3.1 Install with pip and python(Ver 3.6.9).

3.1.2 Install dependency in command line.
pip3 install -r requirements.txt --user

If you encounter any errors, you can install each library one by one:

pip3 install json==2.0.9
pip3 install numpy==1.19.4
pip3 install torch==1.6.0

3.2 Install with anaconda

3.2.2 Install dependency in command line
conda create -n Attention_AD python=3.8.5
conda activate Attention_AD
pip install -r requirement.txt 

Each time when you want to run my code, simply activate the environment by

conda activate Attention_AD
conda deactivate(If you want to exit) 

Usage

python3 main.py -h:
  -h, --help            show this help message and exit
  -F F                  input path records sequences information
  --mode MODE           0: Predict for a sequence
  -M M                  model saving path
  --gpu GPU             gpu id choose for training
  --class CLASS         number of classes
  --batch_size BATCH_SIZE
                        batch size for training
  --num_workers NUM_WORKERS
                        number of data loading workers
  --seq_len SEQ_LEN     verify the number of elements in sequence

1. Evaluate the sequence attention and positive/negative

python3 main.py --mode=0 -F=[input_seq_path] -M=[model_path] --gpu=[gpu_id] --class=2 --batch_size=[batch_size]

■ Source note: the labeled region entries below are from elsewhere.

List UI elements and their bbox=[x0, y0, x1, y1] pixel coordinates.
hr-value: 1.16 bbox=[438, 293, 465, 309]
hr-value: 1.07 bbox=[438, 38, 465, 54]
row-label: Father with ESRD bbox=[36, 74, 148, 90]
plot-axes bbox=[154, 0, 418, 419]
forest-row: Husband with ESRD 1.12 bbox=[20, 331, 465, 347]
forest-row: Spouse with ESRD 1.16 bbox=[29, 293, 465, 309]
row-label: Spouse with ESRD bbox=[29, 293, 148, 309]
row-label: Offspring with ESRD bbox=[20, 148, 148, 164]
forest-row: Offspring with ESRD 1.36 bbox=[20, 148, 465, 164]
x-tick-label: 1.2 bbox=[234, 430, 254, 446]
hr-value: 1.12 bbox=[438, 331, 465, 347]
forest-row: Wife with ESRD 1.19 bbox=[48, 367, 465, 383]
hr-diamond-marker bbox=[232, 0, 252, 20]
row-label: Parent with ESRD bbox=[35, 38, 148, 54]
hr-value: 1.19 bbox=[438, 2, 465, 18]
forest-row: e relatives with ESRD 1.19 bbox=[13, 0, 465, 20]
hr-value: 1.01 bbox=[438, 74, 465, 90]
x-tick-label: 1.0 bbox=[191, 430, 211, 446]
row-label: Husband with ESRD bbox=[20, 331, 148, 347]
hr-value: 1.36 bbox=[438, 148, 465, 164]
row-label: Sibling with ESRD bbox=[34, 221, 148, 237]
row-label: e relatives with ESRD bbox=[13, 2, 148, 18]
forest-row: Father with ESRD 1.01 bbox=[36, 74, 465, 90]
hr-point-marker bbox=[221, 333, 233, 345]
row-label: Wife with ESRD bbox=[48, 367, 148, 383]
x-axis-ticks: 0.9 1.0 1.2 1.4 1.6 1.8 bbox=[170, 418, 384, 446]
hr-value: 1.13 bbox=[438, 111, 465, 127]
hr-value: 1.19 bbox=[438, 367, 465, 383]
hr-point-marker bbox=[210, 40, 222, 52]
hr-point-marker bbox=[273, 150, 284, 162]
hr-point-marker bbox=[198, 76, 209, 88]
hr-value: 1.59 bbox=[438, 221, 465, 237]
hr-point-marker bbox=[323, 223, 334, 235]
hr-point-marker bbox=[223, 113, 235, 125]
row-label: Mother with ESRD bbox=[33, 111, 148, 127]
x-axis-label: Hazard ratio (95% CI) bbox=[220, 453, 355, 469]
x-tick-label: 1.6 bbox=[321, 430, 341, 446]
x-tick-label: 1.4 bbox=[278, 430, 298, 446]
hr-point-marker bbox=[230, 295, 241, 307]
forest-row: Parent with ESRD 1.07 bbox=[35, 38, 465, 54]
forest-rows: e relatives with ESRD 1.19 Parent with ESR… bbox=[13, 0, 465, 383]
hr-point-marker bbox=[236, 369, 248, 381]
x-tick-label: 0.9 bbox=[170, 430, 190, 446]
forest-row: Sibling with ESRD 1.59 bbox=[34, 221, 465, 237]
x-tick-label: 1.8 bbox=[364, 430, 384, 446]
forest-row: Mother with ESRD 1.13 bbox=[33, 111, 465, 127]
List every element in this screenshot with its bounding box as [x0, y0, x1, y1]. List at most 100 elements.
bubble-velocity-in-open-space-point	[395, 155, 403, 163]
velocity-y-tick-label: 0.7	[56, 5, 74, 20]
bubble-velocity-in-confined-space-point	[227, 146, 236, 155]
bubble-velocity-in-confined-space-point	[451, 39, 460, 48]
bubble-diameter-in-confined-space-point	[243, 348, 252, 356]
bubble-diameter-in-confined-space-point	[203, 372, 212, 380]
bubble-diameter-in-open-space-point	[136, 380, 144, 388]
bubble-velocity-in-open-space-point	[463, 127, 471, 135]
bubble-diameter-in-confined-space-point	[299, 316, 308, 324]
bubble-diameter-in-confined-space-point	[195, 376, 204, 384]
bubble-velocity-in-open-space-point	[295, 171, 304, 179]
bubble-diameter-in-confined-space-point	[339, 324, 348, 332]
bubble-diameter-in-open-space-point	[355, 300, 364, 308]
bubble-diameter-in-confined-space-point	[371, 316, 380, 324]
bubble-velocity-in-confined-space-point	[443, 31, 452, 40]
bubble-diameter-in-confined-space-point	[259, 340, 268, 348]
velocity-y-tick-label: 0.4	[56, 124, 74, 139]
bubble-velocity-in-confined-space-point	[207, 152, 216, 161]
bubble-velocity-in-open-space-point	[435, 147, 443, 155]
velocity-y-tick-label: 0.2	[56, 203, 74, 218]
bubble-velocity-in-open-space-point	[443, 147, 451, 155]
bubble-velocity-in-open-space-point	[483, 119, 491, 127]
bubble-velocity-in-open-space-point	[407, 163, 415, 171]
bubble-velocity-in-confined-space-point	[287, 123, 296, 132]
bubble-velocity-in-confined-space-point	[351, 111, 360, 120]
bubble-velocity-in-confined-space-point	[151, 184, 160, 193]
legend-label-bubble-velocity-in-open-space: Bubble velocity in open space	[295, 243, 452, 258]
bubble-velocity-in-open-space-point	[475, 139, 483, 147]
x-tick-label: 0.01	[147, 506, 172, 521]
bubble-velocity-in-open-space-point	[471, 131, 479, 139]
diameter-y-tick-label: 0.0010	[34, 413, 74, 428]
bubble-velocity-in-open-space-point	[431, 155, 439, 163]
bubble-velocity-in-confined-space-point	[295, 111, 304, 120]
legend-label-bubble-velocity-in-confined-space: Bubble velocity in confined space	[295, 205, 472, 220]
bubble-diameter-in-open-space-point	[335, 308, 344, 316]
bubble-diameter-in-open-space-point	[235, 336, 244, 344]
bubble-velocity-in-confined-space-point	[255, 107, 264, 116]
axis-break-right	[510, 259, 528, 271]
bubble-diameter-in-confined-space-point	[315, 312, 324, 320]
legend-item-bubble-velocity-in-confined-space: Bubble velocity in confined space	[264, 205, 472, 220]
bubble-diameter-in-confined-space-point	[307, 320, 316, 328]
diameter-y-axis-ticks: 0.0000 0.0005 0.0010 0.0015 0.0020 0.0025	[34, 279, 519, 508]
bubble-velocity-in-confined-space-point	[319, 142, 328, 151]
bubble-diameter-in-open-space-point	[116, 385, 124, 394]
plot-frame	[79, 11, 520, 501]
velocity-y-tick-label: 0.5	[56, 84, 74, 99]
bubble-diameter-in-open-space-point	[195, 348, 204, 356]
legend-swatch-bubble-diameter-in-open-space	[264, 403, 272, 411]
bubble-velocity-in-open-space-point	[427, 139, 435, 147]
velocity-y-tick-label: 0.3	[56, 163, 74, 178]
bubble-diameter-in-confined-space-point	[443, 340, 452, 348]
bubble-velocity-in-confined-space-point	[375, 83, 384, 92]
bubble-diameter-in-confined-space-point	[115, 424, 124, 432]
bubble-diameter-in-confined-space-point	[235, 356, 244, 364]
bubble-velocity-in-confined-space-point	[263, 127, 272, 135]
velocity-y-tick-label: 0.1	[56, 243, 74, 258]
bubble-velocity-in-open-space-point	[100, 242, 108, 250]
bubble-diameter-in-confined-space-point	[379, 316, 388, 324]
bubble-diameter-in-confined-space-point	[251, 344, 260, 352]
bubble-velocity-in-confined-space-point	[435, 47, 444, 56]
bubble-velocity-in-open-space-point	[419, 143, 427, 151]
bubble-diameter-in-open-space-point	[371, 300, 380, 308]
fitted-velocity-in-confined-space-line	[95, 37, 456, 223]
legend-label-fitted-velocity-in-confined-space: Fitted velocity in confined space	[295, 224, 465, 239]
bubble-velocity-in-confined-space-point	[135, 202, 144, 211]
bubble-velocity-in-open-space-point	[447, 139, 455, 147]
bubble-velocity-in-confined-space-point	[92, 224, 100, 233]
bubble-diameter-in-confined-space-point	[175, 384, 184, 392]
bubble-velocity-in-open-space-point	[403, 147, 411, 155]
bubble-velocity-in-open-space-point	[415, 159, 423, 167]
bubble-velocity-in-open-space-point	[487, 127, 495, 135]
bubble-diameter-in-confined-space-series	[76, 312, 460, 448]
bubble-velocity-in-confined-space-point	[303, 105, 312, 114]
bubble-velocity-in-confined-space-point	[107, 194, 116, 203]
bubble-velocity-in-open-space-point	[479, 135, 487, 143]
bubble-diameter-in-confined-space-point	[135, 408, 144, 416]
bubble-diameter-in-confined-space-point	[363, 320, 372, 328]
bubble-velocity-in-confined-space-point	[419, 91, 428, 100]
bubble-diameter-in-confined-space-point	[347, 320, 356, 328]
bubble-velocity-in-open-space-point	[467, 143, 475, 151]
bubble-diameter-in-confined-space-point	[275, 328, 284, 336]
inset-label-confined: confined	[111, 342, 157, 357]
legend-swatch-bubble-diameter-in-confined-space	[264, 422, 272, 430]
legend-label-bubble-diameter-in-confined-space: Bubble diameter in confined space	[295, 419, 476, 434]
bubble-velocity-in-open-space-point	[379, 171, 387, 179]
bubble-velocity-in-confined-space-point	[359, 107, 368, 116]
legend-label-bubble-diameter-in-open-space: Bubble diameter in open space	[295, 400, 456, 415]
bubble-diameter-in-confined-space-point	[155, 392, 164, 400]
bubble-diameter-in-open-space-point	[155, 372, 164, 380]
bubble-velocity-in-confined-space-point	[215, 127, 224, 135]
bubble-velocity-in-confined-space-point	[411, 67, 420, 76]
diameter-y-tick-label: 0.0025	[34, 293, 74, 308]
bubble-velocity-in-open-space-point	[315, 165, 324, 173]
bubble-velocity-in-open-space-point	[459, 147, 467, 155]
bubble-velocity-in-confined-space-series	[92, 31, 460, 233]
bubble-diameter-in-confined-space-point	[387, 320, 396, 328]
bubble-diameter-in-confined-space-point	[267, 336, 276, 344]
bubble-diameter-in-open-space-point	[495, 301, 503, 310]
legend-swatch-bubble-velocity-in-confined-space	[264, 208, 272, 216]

Here [input_seq_path] is a path records the sequence input path, where each line records a sequence; [model_path] is the pretrained model path, here our pretrained model is saved in [best_model/attention_model.pth.tar]; [gpu_id] specifies the gpu id to use for inference; [batch_size] is the batch size for deep learning model, whose default value is 256.

Example

Input File

txt file that each line records a sequence with length of 30.

Output File

1 aa_feature.npy: A npy file records the feature representation of each sequence, following the same order of the input txt file. 2 Report.txt: a text file includes 4 columns, 1st column is the sequence, 2nd column is the attention weight for each amino acid, 3rd column is the probablity value predicted by model, and 4th column is the output label(positive/negative).

Running Command Example

python3 main.py --mode=0 -F=example/input_seq.txt -M=best_model/attention_model.pth.tar --gpu=0 --class=2

The example input sequence txt is included in input, where the 1st line is positive example while 2nd line is the negative example. Our detailed results are saved in Output.